Article 13 of the “Personal Information Protection Law” stipulates that where it is necessary for the conclusion or performance of a contract to which the individual concerned is a party, or for the implementation of human resources management in accordance with the labor rules and regulations formulated in accordance with the law and the collective contract concluded in accordance with the law, such PI includes name, ID number, contact information, residential address, etc., could be collected and used without the consent of the individual concerned. In practice, employers shall pay attention to two points: (1) the scope of PI as “necessary for the implementation of human resource management” is not clearly defined, so it is recommended to specify the scope, such as the specific items, purpose, usage, storage and etc., in employers’ labor rules and regulations, or supporting documents; and (2) the rules on the circumstances that employers could check the computer and mobile phone provided by employers for work usage, and obtain the employee’s written confirmation based on the explanation to the employee on the aforesaid rules. If employers did not pay attention to the above two points, the legality of PI collected from the human resource department might be challenged.

Another situation is during investigations, if investigators could obtain the consent of relevant interviewees, then investigators could collect more PI outside the aforementioned scope. It is worth to be noted that investigators shall be cautious with their words and tone which might not be deemed as an intimidating or threatening one.

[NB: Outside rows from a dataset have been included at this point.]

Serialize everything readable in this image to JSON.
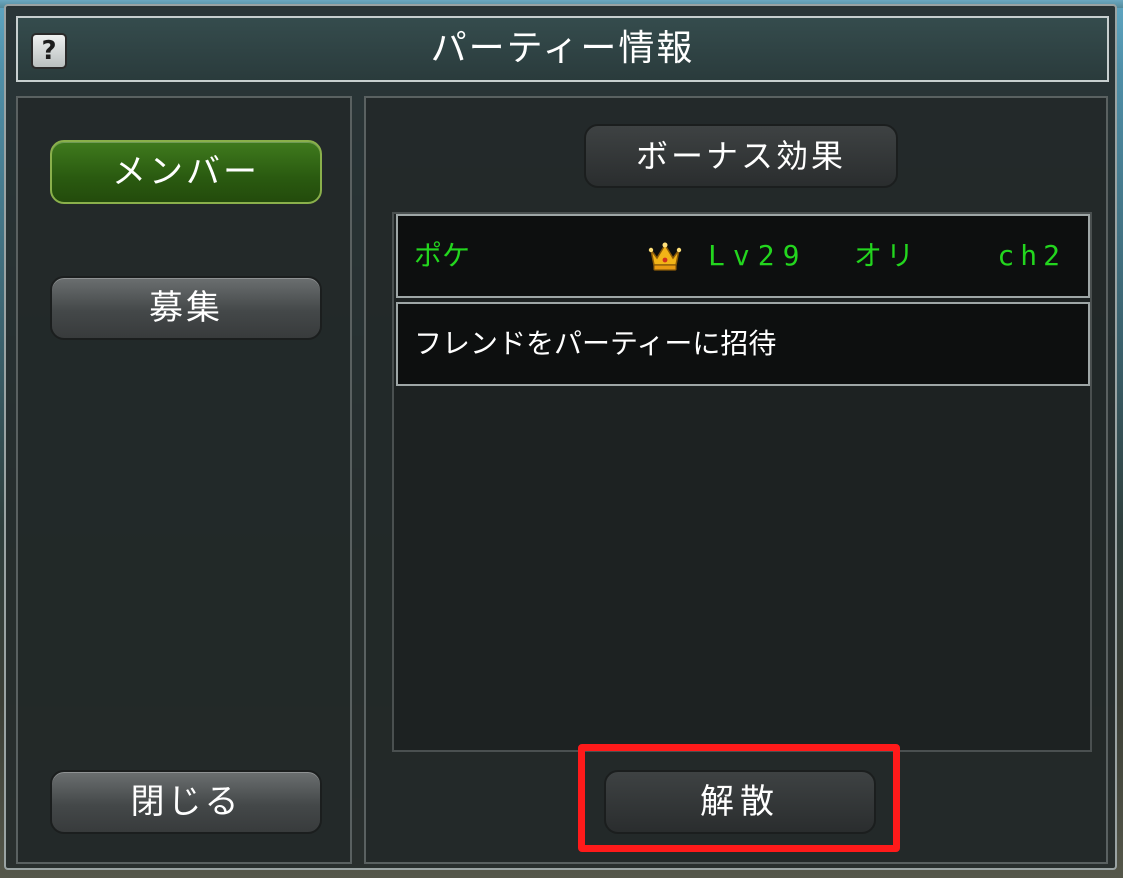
{
  "window": {
    "title": "パーティー情報",
    "help_label": "?"
  },
  "sidebar": {
    "items": [
      {
        "label": "メンバー",
        "active": true
      },
      {
        "label": "募集",
        "active": false
      }
    ],
    "close_label": "閉じる"
  },
  "main": {
    "bonus_label": "ボーナス効果",
    "member": {
      "name": "ポケ",
      "leader_icon": "crown-icon",
      "level": "Lv29",
      "job": "オリ",
      "channel": "ch2",
      "color": "#23d61e"
    },
    "invite_label": "フレンドをパーティーに招待",
    "disband_label": "解散"
  },
  "colors": {
    "active_tab": "#2a5a10",
    "member_text": "#23d61e",
    "highlight": "#ff1a1a"
  }
}
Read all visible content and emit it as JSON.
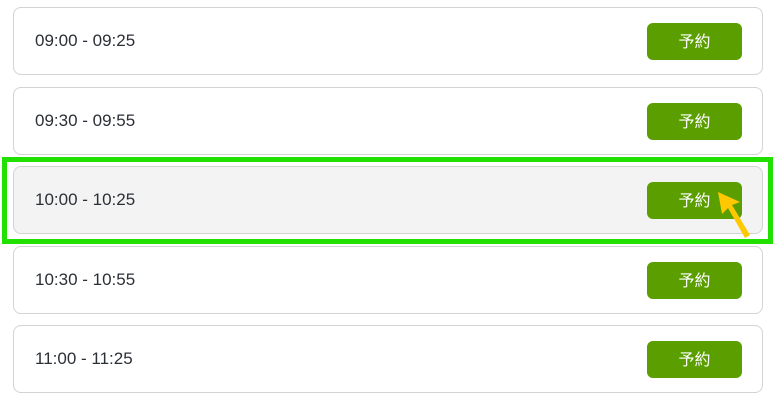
{
  "slots": [
    {
      "time": "09:00 - 09:25",
      "button_label": "予約"
    },
    {
      "time": "09:30 - 09:55",
      "button_label": "予約"
    },
    {
      "time": "10:00 - 10:25",
      "button_label": "予約"
    },
    {
      "time": "10:30 - 10:55",
      "button_label": "予約"
    },
    {
      "time": "11:00 - 11:25",
      "button_label": "予約"
    }
  ],
  "selected_index": 2,
  "colors": {
    "button": "#5a9e00",
    "highlight": "#22e000",
    "cursor": "#ffc800",
    "selected_row": "#f3f3f3"
  },
  "icons": {
    "cursor": "cursor-arrow-icon"
  }
}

While conducting an external investigation, employers shall ensure that relevant PI is obtained from legal channels. According to Article 5 of the “Interpretation of Supreme People’s Court and Supreme People’s Procuratorate on Several Issues regarding Application of Law in Handling of Criminal Cases Involving Infringement of Citizen’s Personal Information”, illegally obtain, sell or provide more than 50 pieces of PI on whereabouts, communication, credit information, property information would commit a crime. Article 10 of the “Personal Information Protection Law” also stipulates that no organization or individual may illegally collect, use, process or transmit PI of others, illegally buy or sell, provide or make public PI of others. If relevant PI is obtained from illegal channels, such as the so-called “private detective” eavesdrops on an employee and etc., then such behavior is very risky, which might be deemed as committing a crime. Therefore, regarding the external investigations, it is recommended to satisfy three prerequisites: (1) entrust a third party with corresponding qualifications; (2) use legal means; and (3) obtain information within the scope permitted by law.

 

Regarding the use and management of PI obtained in anti-corruption investigations, the following issues should be noted: (1) PI could not be disclosed to a designated scope of personnel, which says just those employees with corresponding job responsibilities or third-party related personnel entrusted by the employer could access PI and ensure the aforesaid personnel could use PI in accordance with relevant regulations or agreements; and (2) PI could be kept for a limited time period. Article 19 of the “Personal Information Protection Law” stipulates that the retention period of PI shall be the minimum period necessary for achieving the purpose of processing. Therefore, under normal circumstances, once the investigation is over and the case is processed, the relevant PI should be completely deleted or anonymized in the shortest time.

Regarding the internal education or external publicity by using anti-corruption cases, it is recommended to anonymize PI (especially sensitive parts) to avoid unnecessary risks.